The speaker characterizes his own responses as tacts, mands, and so
on; he indicates controlling variables; he suggests their adequacy or
inadequacy; he arranges his responses in the most effective order; and
he emits or withholds a response after taking the ultimate effect into
consideration. The result is that the listener is more effectively
controlled than if primary responses were emitted uncritically
according to strength or in order of stimulation.
Just as the scientific gain arises from the social gain which
probably preceded it, so both of these lead to what we might call the
personal gain. Once equipped with a large verbal repertoire the
individual emits responses which are not effective
170.
according to the original relations. Part of this is a sort of
emotional or aesthetic by-product. The autonomic responses of the
listener do not play any important role in either the social or
scientific uses of languages. But verbal behavior may come to be
emitted largely because of this effect upon the speaker himself. When
his behavior is recorded and read by another individual, there is a
similar personal gain, which is one of the principal contributions of
literature.
Another personal function requires a different explanation.
Verbal behavior provides a way of "doing something about" a state of
affairs when no practical action can be taken. This has been called
verbal magic, escape, sublimation, and catharsis. The starving man
talks about food, the lover pretends to converse with his beloved, the
aggressive person fantasies an episode in which he tells off his
enemy, Samuel Butler gives vent to his father-hatred by writing a book
in which a father figures in an unfavorable light, and Lewis Carroll
continues to torture young children, year in and year out, on the
verbal rack called Alice in Wonderland. In a causal account we have to
explain simply why behavior of this sort is emitted, and this is not
too difficult. The behavior, whether in literary disguise or not, is
strong for reasons which can at least be suggested if not proved. The
relief is another matter. The emission of large quantities of verbal
behavior seems to have curative properties. Various neuroses, not to
mention psychoses, have apparently been alleviated by a sudden and
exhausting logorrhea. Some therapists have concluded from this fact
that talking it out gives relief, that inability to talk it out has
caused the trouble. As Hamlet says, "But break, my heart, for I must
hold my tongue." But the therapeutic problem is beyond our present
range. In all cases of this sort we note simply that speakers emit
strong verbal behavior, the poet writes a poem as a hen lays an egg.

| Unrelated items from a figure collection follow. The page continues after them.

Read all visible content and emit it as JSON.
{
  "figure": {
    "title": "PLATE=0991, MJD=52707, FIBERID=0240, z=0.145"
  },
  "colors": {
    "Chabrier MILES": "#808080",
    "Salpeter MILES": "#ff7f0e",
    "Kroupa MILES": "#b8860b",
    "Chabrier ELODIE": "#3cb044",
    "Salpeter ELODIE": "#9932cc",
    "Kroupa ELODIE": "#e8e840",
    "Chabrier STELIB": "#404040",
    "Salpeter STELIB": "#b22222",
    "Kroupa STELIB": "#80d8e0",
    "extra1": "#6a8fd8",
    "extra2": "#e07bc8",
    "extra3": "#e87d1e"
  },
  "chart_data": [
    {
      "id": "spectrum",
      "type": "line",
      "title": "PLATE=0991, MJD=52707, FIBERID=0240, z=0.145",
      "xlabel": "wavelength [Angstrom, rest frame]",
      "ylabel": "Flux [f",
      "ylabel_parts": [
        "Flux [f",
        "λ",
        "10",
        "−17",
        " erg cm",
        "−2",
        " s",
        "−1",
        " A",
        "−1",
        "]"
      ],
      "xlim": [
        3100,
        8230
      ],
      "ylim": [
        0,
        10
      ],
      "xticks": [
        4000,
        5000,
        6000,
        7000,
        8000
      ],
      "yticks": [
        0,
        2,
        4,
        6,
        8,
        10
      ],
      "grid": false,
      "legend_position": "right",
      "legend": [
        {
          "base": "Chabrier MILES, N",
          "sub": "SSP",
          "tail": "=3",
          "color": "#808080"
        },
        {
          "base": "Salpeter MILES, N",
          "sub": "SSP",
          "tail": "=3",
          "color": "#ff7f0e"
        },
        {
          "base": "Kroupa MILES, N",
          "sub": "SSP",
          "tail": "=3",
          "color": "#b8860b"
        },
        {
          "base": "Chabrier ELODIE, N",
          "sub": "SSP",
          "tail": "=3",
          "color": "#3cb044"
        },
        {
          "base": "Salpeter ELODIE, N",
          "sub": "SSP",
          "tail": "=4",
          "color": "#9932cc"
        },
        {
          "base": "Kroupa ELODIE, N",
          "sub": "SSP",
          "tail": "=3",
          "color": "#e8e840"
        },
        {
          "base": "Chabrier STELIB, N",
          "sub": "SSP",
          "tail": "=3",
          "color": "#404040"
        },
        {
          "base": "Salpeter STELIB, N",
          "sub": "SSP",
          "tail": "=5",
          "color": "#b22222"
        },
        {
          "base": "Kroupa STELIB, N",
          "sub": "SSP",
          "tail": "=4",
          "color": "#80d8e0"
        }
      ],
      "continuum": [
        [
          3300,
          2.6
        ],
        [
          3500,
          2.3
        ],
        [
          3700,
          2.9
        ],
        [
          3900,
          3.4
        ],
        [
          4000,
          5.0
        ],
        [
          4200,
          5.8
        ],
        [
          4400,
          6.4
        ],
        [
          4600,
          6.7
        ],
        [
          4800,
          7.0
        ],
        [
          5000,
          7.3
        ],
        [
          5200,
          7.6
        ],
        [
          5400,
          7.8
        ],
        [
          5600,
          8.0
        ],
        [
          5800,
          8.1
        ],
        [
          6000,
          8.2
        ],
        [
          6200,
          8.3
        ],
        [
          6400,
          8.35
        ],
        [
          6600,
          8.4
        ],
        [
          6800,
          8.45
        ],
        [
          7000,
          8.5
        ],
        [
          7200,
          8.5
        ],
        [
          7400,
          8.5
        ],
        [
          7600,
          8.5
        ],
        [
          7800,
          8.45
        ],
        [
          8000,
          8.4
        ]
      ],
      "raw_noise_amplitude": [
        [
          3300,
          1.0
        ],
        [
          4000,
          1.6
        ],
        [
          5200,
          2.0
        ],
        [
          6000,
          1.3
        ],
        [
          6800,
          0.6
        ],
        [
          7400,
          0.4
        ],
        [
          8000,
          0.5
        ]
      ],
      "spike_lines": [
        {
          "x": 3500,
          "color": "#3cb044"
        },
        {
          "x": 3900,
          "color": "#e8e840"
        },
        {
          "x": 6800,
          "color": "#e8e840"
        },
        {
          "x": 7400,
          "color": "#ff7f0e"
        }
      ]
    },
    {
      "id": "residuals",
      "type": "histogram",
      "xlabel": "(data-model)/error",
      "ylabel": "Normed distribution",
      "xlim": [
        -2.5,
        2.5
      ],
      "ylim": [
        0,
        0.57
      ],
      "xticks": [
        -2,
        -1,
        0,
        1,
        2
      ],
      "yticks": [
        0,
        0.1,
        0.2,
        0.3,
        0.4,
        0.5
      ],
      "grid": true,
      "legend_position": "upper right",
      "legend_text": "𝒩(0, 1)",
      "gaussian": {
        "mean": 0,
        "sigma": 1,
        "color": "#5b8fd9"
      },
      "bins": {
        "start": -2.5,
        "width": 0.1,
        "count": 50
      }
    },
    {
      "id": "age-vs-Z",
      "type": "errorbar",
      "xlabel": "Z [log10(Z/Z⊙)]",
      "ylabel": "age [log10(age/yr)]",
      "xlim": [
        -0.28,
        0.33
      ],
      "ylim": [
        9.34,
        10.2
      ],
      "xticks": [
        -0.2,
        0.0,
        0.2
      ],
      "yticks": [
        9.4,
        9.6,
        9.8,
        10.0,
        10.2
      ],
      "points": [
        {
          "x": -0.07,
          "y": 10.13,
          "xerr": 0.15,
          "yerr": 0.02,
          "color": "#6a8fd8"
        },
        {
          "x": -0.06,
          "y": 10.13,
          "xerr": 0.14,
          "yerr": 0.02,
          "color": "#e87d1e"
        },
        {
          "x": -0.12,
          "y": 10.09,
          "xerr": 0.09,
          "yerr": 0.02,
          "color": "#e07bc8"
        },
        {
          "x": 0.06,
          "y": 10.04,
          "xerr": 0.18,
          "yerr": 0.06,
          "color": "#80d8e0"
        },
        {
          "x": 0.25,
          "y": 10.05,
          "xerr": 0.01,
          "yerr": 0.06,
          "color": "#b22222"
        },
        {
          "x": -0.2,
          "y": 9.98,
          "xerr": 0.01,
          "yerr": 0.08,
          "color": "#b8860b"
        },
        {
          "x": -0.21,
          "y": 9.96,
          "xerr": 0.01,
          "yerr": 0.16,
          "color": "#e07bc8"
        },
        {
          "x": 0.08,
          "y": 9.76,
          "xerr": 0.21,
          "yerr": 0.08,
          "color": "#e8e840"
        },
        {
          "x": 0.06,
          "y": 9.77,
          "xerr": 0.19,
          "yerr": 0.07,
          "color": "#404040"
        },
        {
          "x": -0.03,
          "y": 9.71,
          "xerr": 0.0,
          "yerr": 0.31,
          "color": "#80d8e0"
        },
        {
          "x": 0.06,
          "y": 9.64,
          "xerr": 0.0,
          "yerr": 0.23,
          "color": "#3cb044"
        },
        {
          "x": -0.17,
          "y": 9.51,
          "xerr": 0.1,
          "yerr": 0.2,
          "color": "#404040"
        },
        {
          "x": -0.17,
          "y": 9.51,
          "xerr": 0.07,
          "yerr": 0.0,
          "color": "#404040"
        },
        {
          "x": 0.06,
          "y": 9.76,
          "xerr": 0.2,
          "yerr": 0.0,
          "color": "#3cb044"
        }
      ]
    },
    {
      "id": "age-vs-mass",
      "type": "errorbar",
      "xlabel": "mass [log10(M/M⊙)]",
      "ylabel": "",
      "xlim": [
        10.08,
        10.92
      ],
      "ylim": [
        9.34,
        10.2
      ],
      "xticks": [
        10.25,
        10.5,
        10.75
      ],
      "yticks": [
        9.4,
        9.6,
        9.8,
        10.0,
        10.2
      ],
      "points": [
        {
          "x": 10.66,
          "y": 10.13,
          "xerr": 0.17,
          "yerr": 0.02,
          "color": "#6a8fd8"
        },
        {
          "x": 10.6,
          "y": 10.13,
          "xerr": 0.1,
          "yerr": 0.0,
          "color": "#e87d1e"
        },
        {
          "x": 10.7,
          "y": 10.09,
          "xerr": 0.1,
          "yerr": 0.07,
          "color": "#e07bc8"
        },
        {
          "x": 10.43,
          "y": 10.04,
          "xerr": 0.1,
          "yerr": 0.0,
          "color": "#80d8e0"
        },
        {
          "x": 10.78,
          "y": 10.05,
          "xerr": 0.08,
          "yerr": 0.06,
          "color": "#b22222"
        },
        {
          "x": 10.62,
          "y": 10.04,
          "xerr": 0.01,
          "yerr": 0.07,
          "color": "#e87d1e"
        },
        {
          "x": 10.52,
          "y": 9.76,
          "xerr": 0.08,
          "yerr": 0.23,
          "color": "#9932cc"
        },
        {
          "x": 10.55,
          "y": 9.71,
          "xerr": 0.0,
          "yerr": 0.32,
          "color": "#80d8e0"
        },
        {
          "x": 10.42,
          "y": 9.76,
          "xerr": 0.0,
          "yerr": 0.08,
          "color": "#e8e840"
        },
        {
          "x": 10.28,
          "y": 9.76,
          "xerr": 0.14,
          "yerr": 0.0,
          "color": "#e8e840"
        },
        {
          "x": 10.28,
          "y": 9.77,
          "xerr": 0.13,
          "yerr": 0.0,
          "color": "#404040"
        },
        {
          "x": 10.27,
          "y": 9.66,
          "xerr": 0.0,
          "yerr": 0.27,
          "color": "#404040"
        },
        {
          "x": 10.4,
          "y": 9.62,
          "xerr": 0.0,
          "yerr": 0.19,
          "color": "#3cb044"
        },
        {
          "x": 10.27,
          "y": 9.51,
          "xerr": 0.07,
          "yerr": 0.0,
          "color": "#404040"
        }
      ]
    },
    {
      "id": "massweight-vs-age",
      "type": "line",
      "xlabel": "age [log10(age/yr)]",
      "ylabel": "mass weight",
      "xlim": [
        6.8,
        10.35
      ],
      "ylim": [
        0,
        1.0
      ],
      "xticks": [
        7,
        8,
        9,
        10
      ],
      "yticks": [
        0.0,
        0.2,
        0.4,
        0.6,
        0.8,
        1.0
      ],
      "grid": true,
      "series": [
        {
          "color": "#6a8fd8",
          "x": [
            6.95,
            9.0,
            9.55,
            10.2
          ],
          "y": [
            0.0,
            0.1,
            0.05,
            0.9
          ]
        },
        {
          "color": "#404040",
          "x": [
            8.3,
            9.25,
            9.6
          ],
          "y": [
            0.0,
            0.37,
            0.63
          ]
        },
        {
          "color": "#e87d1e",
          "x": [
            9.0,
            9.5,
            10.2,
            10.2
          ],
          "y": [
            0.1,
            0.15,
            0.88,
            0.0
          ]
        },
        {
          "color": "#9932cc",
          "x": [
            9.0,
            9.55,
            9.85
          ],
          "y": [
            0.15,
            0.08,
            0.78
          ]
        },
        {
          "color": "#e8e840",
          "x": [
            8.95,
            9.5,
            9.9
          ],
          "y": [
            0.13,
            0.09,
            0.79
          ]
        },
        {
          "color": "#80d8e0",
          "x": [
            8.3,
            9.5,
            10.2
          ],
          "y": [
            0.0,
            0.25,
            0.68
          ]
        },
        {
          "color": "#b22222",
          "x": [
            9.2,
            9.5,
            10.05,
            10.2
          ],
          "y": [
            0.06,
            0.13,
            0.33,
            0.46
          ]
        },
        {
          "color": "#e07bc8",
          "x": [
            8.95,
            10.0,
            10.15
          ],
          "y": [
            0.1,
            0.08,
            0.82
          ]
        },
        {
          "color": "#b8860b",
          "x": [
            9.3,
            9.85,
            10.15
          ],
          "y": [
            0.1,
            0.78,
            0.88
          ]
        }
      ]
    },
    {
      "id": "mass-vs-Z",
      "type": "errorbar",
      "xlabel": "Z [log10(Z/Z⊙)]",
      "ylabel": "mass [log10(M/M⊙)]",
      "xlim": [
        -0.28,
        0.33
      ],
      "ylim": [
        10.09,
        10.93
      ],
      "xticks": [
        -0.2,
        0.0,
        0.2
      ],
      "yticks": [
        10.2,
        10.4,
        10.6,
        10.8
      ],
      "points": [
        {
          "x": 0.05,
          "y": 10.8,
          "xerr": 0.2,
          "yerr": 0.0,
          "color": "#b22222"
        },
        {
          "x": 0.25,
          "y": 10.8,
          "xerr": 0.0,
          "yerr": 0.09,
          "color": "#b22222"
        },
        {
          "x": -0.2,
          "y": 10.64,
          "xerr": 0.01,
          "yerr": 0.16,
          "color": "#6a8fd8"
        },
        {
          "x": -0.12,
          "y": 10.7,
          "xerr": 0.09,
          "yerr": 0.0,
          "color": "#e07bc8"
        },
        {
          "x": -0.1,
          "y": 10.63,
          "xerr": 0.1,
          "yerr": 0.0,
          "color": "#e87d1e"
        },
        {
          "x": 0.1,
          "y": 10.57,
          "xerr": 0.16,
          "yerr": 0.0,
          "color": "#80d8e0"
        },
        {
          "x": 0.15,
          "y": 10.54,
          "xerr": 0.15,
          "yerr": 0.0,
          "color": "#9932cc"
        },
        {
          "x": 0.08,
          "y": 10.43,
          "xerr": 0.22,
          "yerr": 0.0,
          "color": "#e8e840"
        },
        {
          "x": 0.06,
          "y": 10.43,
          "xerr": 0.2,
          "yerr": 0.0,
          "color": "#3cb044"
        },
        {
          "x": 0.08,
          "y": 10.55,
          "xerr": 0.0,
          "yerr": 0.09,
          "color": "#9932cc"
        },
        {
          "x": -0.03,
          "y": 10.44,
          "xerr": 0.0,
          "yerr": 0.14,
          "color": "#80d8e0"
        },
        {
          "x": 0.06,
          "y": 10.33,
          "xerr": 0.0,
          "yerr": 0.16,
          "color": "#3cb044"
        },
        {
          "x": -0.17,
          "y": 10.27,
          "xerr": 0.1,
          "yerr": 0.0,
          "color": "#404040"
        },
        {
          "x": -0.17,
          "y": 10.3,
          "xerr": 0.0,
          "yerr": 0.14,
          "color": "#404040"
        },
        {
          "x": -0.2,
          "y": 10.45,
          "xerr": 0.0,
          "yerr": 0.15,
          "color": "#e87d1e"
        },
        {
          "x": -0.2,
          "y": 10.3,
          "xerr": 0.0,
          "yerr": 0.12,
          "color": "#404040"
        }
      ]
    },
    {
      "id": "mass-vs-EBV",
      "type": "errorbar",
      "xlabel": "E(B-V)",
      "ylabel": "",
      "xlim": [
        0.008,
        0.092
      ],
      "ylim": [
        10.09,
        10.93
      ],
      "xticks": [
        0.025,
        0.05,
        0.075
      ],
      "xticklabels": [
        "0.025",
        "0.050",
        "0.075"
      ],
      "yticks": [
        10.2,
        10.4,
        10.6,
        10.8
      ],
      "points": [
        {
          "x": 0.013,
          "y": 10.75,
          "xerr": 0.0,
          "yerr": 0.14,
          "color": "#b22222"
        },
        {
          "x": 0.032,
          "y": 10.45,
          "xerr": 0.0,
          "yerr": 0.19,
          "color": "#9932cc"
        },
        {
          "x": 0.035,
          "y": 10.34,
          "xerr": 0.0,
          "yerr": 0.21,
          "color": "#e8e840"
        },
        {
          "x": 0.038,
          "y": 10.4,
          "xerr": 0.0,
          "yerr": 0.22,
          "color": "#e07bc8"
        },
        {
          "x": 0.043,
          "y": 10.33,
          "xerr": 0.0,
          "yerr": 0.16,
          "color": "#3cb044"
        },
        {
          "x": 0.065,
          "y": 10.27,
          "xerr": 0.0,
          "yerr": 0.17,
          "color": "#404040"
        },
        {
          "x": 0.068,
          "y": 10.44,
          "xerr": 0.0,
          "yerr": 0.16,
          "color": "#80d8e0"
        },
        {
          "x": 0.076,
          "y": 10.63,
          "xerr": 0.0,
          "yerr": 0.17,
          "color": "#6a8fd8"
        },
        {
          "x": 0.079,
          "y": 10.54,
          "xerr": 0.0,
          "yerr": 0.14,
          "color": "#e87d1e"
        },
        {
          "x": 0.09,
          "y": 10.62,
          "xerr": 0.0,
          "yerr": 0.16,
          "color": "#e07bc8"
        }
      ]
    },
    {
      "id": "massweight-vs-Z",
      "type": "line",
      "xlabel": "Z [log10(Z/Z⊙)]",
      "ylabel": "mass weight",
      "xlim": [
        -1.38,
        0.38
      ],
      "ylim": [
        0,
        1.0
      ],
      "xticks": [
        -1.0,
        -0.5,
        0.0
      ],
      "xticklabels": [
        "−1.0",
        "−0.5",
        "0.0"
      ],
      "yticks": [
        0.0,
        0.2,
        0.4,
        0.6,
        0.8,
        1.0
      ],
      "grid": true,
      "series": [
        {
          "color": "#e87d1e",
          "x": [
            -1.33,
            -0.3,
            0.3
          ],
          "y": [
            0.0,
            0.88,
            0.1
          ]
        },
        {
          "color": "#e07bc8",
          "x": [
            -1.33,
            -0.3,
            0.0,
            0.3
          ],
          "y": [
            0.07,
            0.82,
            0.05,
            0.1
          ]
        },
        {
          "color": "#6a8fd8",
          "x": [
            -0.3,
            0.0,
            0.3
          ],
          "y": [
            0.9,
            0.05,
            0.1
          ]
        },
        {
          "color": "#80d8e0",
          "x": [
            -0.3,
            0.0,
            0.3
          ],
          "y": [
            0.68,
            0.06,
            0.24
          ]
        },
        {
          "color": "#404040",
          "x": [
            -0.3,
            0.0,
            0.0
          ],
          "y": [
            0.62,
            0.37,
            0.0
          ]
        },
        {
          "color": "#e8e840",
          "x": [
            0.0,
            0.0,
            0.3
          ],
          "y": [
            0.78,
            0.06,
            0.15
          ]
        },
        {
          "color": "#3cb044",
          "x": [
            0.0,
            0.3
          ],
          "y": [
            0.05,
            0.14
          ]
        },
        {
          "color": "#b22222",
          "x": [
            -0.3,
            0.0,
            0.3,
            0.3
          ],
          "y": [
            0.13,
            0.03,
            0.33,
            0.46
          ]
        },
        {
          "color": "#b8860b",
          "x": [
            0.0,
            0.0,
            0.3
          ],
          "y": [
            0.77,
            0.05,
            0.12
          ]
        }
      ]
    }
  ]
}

Both seem to feel better afterward.
The emotional and releasing effects of verbal behavior are
uppermost in literature. This is compatible with the view which has
been taken of literary behavior during these lectures. In writing a
story or poem the writer places himself in a position in which verbal
behavior is emitted without respect to external conditions and within
certain limits without fear of censure. The discovery of new literary
techniques has generally been the discovery of new situations or new
disguises in which verbal responses may be more freely emitted. The
result is a freer extension of the magical mand, a freer extension of
the metaphorical tact, the appearance of very weak intraverbal
connections, the capitulation to feeble multiple sources, the omission
of grammar and other autoclitics, and so on. Literature is therefore
an exaggeration of normal verbal behavior and is for that reason an
especially useful datum in a scientific analysis.
There is no conflict between the aims of literary and scientific
behavior. They are not opposed, but, if anything, complementary, and
neither ever appears in pure form. The mathematician prefers the more
elegant form, and literary people have been known to emit important
and relatively exact statements from time to time.